Lori’s visit coincided with the church’s observance of the Feast of Corpus Christi, a celebration of the Catholic doctrine of transubstantiation in communion. He linked the presence of Jesus in communion to the presence community members owe each other in times of need.
“In reaching out to your friends and neighbors who are also going through tough times, you give evidence that the Christ you receive in the Eucharist lives in you, speaks in your voice, serves the needs of others through your hands.” he said.
He encouraged the congregation to continue giving selflessly even in the most trying times. “For that is the key to rebuilding not only our town but also our very lives,” Lori said.
Later in the service, parishioners prayed for Hermond, a 39-year-old Air Force veteran who was trying to save a shop owner trapped by the flood when he was swept away.
Hermond’s funeral will be held at 10:30 a.m. Thursday at the Church at Severn Run in Severn. A public visitation will be held 30 minutes before the service, and he will be buried at Maryland Veterans Cemetery in Crownsville.
Ellicott City residents Dan and Patti Medinger were among the St.
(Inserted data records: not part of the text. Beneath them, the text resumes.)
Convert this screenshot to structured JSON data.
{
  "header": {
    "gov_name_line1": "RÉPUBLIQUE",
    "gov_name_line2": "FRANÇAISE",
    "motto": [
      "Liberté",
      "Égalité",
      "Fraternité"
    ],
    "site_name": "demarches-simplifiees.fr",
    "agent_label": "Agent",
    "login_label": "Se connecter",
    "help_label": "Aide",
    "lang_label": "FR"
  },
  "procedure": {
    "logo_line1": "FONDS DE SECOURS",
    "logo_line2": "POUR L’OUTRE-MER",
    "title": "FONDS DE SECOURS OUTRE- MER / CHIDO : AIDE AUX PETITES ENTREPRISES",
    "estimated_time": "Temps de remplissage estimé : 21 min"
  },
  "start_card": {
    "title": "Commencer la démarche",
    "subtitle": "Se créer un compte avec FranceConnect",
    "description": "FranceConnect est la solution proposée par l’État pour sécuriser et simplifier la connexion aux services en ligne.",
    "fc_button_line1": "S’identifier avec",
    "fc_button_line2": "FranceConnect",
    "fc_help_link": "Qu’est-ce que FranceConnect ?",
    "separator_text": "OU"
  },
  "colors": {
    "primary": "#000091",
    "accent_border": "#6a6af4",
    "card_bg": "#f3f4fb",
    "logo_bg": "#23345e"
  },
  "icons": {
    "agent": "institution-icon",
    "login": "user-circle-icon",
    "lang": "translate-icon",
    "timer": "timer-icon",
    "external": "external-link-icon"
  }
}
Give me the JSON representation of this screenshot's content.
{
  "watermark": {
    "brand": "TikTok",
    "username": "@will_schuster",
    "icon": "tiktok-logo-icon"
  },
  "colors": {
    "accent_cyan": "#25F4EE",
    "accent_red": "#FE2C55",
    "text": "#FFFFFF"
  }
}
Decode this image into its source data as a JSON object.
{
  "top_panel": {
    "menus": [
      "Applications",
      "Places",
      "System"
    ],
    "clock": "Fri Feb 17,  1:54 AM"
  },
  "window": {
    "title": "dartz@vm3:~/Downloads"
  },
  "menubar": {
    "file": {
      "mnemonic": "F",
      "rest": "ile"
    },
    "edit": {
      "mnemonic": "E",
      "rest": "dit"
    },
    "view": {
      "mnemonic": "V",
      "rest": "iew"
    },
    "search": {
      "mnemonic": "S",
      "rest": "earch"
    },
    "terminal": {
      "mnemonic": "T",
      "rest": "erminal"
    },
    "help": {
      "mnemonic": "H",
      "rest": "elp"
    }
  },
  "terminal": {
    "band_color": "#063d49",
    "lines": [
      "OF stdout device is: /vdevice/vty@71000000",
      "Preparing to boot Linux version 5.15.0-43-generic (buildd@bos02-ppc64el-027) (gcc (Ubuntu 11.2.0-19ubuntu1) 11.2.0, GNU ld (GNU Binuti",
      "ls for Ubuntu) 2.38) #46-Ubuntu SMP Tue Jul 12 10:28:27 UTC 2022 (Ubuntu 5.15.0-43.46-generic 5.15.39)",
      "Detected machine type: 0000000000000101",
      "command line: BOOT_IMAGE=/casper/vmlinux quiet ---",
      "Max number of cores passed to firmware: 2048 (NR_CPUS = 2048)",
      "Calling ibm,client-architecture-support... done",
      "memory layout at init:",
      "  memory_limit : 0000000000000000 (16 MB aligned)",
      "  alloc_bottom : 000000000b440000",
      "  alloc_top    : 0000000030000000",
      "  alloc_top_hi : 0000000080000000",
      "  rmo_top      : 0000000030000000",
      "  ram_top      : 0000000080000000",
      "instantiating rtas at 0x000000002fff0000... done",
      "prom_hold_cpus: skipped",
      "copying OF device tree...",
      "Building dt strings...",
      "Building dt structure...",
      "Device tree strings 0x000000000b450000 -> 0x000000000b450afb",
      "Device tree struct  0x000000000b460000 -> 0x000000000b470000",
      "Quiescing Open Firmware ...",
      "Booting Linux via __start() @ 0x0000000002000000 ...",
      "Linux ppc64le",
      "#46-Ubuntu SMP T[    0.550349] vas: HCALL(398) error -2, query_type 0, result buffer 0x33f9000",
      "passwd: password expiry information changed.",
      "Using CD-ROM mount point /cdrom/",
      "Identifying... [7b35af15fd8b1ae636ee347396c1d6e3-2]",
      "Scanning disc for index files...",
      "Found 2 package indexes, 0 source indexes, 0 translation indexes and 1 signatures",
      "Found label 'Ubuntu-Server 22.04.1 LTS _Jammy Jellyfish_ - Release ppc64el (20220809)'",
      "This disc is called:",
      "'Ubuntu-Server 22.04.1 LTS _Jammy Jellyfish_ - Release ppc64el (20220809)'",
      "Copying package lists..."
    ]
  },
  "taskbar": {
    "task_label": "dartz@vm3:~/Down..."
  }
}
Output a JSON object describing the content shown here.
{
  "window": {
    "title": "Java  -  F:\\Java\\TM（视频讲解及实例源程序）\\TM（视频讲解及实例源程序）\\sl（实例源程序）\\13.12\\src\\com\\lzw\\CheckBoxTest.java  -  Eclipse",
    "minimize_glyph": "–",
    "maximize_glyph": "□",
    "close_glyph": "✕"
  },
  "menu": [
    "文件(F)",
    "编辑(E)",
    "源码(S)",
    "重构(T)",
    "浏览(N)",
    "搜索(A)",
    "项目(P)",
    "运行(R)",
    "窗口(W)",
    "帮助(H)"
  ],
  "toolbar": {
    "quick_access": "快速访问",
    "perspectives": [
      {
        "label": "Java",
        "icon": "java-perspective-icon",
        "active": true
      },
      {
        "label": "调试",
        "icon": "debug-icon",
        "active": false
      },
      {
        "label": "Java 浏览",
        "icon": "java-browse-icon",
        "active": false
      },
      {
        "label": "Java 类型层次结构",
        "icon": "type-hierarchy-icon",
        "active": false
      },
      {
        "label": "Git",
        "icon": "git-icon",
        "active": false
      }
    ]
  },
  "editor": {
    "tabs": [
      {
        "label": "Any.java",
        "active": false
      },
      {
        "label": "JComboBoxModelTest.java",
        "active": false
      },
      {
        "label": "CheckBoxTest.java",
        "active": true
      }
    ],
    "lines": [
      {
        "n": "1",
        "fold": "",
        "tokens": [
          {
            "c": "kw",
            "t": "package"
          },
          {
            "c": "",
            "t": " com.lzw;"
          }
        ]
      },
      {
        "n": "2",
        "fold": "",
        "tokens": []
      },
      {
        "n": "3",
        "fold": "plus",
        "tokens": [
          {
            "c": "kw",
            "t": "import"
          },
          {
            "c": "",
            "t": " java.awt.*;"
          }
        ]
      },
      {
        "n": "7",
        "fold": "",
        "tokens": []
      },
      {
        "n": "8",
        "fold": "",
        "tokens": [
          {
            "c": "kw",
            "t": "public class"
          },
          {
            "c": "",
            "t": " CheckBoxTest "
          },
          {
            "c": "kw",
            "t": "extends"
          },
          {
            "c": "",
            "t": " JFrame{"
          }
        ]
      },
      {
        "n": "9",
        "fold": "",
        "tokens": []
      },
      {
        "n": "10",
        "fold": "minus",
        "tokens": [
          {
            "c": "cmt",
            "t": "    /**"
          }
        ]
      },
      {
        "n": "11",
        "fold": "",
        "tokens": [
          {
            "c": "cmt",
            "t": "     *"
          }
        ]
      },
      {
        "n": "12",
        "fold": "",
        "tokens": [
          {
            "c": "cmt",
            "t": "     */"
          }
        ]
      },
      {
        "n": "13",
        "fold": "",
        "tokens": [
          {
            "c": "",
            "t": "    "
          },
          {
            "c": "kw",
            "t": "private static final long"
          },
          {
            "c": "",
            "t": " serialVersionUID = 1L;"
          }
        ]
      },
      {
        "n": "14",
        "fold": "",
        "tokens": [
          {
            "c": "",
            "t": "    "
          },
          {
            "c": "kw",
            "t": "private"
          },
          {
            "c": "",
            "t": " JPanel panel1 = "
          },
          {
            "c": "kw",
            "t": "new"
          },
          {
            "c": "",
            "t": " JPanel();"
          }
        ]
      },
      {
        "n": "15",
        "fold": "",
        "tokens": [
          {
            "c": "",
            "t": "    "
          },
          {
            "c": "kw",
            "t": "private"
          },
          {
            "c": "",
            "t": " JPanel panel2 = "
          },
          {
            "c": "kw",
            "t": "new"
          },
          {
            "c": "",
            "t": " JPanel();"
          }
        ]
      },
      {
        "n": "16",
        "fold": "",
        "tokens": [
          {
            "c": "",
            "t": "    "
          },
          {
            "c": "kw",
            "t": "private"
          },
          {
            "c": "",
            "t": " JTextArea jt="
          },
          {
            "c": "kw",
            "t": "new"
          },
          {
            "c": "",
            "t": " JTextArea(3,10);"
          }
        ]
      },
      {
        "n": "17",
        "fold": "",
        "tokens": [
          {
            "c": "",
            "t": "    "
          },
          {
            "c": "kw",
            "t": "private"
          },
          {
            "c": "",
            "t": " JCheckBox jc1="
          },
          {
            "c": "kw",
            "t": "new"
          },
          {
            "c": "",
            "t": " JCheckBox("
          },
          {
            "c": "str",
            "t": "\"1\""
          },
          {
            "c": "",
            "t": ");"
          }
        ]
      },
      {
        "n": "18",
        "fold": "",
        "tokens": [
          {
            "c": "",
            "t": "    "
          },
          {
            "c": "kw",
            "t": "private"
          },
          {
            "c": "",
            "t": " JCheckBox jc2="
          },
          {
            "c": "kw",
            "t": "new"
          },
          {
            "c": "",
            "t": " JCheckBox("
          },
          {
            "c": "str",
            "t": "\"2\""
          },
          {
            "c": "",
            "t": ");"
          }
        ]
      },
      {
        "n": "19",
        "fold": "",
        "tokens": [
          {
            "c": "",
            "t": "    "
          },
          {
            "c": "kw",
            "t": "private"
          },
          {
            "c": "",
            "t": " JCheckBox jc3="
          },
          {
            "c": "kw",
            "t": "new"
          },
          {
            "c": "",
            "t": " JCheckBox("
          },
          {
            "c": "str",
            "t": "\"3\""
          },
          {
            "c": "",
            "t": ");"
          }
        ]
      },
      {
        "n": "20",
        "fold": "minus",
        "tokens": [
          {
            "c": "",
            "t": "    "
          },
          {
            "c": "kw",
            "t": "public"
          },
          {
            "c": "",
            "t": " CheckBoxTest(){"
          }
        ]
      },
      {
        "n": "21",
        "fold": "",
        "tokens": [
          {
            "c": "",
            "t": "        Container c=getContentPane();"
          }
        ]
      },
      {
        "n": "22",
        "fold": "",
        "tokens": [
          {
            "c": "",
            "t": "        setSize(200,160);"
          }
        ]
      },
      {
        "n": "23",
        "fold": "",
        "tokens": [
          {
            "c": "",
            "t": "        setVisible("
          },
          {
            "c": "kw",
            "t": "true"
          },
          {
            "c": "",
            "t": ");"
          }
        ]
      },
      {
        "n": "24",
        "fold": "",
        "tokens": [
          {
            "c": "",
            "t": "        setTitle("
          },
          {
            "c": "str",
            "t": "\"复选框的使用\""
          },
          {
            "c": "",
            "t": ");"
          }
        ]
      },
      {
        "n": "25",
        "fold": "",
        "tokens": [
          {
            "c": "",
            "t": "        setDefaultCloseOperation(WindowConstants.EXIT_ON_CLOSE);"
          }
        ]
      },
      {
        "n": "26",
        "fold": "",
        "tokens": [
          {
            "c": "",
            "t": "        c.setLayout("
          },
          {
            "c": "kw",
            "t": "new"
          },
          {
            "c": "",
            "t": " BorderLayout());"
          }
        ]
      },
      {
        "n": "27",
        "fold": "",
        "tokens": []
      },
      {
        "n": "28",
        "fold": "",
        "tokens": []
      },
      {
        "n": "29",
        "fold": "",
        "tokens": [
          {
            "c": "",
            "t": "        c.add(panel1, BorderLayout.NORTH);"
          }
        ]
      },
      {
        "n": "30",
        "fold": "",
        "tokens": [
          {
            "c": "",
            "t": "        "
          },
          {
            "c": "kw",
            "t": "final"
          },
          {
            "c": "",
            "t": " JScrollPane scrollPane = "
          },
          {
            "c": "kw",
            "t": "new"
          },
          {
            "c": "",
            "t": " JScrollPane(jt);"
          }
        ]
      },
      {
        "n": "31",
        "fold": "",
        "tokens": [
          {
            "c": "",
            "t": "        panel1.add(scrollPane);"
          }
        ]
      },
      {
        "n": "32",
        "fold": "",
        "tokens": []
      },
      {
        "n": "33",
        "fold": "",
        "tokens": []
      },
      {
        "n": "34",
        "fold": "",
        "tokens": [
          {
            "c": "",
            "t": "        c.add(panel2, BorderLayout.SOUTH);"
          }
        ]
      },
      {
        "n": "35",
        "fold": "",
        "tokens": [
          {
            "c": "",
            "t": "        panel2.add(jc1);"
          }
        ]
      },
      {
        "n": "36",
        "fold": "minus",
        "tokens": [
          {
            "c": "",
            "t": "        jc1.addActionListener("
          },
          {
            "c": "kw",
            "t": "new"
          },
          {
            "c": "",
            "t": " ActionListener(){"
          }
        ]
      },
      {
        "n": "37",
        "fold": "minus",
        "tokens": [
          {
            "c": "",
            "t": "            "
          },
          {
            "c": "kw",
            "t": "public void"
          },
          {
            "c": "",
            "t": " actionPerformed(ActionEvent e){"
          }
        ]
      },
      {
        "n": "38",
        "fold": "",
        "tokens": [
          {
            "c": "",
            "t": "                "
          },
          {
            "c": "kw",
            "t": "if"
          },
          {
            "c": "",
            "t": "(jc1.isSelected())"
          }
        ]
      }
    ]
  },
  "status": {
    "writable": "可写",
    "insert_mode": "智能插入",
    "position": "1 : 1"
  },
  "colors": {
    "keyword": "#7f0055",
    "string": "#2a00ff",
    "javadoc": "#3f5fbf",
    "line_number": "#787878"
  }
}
Paul parishioners at Saturday’s service.
“It’s just a great parish, and people pull together to help the community get back together, I’m sure, just as we did two years ago,” Dan Medinger said.
They had friends who lost businesses in the flood.
“There’s almost like a loss of hope in some ways, but we believe that there’s going to be some resilience,” he said. “I think today would be a good day to pray for them all.”